In this paper, we put forward a connection between diffusion with resetting and a certain extension of Ohta-Kimura model, inspired on what was carried out in Da Silva and Fragoso (2018 J. Phys. A: Math. Theor. 51 505002). The contribution is twofold: (1) we derive a new extension of Ohta-Kimura model, dubbed here new extended version of Ohta-Kimura ladder model (NOKM) which bears a strong liaison with the so-called jump-type Fleming-Viot process. The novelty here, when we compare with the classical Ohta-Kimura model, is that we now have an operator which allows simultaneous interaction among many individuals. It has to do with a generalized branching mechanism i.e. m individual types extinguish and one individual type splits into m copies. The system of evolution equations arising from NOKM can be seen as a system of n-dimensional Kolmogorov forward equations (or Fokker-Planck equations). The analysis requires an amenable armory of concepts and mathematical technique to analyze some relevant issues such as correlation, indistinguishability of individuals and stationarity; (2) nudged by the ideas brought to bear in Da Silva and Fragoso (2018 J. Phys. A: Math. Theor. 51 505002), we advance in this agenda here by making an initial incursion on the connection between diffusion with resetting and the NOKM. The connection which relies on the similarities between the models allows, in some cases, that relevant results obtained for one model can be translated to the other model framework by taking advantage of the technique used to derive a result in one of the models.

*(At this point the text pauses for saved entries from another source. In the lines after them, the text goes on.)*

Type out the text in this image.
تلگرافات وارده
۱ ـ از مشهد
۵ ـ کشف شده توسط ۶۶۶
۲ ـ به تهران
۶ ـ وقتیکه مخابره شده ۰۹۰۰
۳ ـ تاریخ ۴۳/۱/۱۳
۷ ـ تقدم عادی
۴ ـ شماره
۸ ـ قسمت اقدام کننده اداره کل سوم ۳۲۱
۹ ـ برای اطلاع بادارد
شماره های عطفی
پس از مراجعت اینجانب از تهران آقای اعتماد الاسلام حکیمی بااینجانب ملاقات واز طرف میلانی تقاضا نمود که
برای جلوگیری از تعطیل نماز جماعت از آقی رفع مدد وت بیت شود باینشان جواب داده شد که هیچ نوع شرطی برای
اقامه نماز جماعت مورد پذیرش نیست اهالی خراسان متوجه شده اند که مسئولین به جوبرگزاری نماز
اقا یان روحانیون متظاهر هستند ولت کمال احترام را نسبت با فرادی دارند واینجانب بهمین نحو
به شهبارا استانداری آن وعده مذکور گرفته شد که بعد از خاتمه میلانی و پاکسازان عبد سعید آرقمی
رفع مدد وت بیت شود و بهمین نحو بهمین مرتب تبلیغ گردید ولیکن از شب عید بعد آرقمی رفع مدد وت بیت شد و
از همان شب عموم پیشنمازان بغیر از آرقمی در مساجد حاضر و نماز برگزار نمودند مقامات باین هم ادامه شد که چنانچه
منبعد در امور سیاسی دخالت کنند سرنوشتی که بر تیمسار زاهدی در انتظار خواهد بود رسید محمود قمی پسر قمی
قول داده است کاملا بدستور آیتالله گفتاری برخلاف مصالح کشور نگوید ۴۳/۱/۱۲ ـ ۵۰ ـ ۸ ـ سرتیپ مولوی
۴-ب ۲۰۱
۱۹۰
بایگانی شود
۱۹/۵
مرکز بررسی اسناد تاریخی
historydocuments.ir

Through the development of the population genetic model and its reinterpretation in terms of diffusion with stochastic resetting, we show an invariance property of the correlation between two interacting particles that reset at a time-inhomogeneous resetting rate. Pushing forward the ideas we obtain the stationary state of a new model for an n-particle system under an anisotropic diffusion with resetting. Although the results using this approach are of recent vintage, we believe that this avenue of research seems to be very encouraging.